In [1]:
import numpy as np
import pandas as pd
import seaborn as sns


# Question 4


## Theoretical Derivation of $\mathbb{E}(AX)$ and $\mathrm{Cov}(AX)$

Let $X$ be a random vector in $\mathbb{R}^n$ with mean $\mu_X = \mathbb{E}[X]$ and covariance matrix $\Sigma_X = \mathrm{Cov}(X)$. Let $A$ be a $k \times n$ matrix.

**1. Expectation of a Linear Transformation:**

$$
\mathbb{E}[AX] = A\,\mathbb{E}[X] = A\mu_X
$$

This follows from the linearity of expectation.

**2. Covariance of a Linear Transformation:**

$$
\mathrm{Cov}(AX) = \mathbb{E}\big[(AX - \mathbb{E}[AX])(AX - \mathbb{E}[AX])^T\big]
$$

Expanding the terms:

$$
= \mathbb{E}\big[A(X - \mu_X)(X - \mu_X)^T A^T\big]
$$

Since $A$ is constant, it can be factored out:

$$
= A\,\mathbb{E}\big[(X - \mu_X)(X - \mu_X)^T\big]A^T
$$

But $\mathbb{E}\big[(X - \mu_X)(X - \mu_X)^T\big] = \Sigma_X$, so:

$$
\mathrm{Cov}(AX) = A\Sigma_X A^T
$$

Thus, the mean and covariance of the transformed vector $AX$ are given by:

- $\mathbb{E}[AX] = A\mu_X$
- $\mathrm{Cov}(AX) = A\Sigma_X A^T$

In [2]:
# Compute E[AX] and Cov(AX) using the formulas from the derivation



#(3x4)
A = np.array([[1, -1,0,0],
              [1, 1,-2,0],
              [1,1,1,3]])

# Compute mean vector mu_X (4x1)
mu_X = np.array([3,2,-2,0])

# Compute covariance matrix Sigma_X
Sigma_X = np.array([[3,0,0,0],
                   [0,3,0,0],
                   [0,0,3,0],
                   [0,0,0,3]]
                   )

# Compute E[AX]
E_AX = A @ mu_X
print("E[AX]:", E_AX)

# Compute Cov(AX)
Cov_AX = A @ Sigma_X @ A.T
print("Cov(AX):\n", Cov_AX)

E[AX]: [1 9 3]
Cov(AX):
 [[ 6  0  0]
 [ 0 18  0]
 [ 0  0 36]]


## The off-diagonals are all 0, indicating that all variables are uncorrelated since they have a covariance = 0.


## Insight questions


## Linear Combinations in Factor Analysis

In factor analysis, linear combinations of the original variables are used to create new variables called factors. These factors are constructed to capture most of the variance in the data using fewer variables than the original set. This process reduces the dimensionality of the data, making it easier to analyze and interpret.

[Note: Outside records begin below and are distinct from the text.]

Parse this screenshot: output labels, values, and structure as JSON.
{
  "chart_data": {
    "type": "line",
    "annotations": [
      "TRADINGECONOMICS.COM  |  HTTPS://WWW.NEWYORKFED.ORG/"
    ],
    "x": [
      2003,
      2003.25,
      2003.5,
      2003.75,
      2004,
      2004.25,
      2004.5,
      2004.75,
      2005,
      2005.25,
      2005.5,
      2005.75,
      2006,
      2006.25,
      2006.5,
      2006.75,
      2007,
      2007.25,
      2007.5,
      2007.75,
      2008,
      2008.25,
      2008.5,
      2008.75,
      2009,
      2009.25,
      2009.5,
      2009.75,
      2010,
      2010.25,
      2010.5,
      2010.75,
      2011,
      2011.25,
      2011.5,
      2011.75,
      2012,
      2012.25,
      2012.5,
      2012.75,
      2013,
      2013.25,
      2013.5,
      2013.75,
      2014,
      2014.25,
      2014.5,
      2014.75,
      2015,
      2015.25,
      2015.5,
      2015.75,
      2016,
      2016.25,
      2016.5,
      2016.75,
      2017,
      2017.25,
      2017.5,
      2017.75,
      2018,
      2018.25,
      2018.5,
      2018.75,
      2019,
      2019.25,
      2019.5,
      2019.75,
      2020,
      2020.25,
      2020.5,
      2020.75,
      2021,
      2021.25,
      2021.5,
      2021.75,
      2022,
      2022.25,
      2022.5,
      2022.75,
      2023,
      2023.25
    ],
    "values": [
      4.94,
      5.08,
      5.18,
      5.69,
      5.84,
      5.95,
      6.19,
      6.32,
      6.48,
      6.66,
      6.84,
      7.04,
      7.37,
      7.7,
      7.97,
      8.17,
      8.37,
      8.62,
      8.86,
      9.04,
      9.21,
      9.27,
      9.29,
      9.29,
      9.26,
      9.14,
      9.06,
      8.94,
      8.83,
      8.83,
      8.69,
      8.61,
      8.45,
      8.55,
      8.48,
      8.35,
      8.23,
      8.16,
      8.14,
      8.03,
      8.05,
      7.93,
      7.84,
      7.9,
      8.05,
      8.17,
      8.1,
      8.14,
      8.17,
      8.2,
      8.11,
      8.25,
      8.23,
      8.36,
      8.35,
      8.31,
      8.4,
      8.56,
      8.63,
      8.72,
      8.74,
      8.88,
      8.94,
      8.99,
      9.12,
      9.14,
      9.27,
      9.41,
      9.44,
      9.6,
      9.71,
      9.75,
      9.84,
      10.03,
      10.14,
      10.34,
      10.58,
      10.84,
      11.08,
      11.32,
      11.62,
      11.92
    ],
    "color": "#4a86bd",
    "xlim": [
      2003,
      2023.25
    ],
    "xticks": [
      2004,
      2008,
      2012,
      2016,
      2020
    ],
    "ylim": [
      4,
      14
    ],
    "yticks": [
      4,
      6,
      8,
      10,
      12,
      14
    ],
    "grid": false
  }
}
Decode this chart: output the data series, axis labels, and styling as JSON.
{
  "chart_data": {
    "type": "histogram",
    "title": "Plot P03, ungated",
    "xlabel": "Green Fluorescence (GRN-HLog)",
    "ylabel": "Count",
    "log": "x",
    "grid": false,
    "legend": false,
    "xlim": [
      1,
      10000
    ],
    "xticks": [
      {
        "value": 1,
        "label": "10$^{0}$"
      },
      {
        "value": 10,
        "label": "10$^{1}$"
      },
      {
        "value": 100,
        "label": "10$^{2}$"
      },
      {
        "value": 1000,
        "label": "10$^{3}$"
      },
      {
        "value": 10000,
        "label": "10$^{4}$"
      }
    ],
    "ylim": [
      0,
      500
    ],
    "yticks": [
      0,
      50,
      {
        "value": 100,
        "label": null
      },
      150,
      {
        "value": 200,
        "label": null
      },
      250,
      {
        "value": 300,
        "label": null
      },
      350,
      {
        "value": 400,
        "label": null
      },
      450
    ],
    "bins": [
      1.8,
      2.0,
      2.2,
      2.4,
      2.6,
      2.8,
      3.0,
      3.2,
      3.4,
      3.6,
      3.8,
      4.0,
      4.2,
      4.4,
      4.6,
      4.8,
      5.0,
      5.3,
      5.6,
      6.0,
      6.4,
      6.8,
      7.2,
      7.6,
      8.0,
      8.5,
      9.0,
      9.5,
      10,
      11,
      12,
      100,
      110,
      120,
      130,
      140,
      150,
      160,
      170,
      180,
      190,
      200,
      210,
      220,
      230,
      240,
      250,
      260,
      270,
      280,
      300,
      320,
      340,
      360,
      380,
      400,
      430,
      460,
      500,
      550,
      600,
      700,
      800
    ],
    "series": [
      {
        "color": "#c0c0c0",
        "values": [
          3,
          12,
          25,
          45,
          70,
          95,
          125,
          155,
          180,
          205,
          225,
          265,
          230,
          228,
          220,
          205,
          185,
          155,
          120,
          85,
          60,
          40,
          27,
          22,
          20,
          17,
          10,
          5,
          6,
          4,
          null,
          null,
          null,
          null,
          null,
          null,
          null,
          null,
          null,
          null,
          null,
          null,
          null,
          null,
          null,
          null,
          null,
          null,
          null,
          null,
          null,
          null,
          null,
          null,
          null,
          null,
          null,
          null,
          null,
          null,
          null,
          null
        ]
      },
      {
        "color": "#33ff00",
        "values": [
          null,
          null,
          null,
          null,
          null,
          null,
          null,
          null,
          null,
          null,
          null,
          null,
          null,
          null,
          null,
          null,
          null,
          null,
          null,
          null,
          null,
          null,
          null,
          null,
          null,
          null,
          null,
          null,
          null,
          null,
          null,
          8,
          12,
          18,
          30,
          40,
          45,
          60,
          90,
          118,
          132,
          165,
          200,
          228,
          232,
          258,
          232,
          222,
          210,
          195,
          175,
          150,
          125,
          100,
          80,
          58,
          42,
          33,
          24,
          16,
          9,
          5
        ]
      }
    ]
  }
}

By representing the data with a smaller number of factors, we achieve computational efficiency and simplify complex datasets. The main goal is to explain the observed correlations among variables with as few factors as possible, thus reducing redundancy and focusing on the underlying structure of the data.

Additionally, factor analysis helps to isolate the most important information in the dataset by identifying the key underlying factors that drive the observed patterns. This allows analysts to focus on the most significant sources of variation and ignore less relevant details.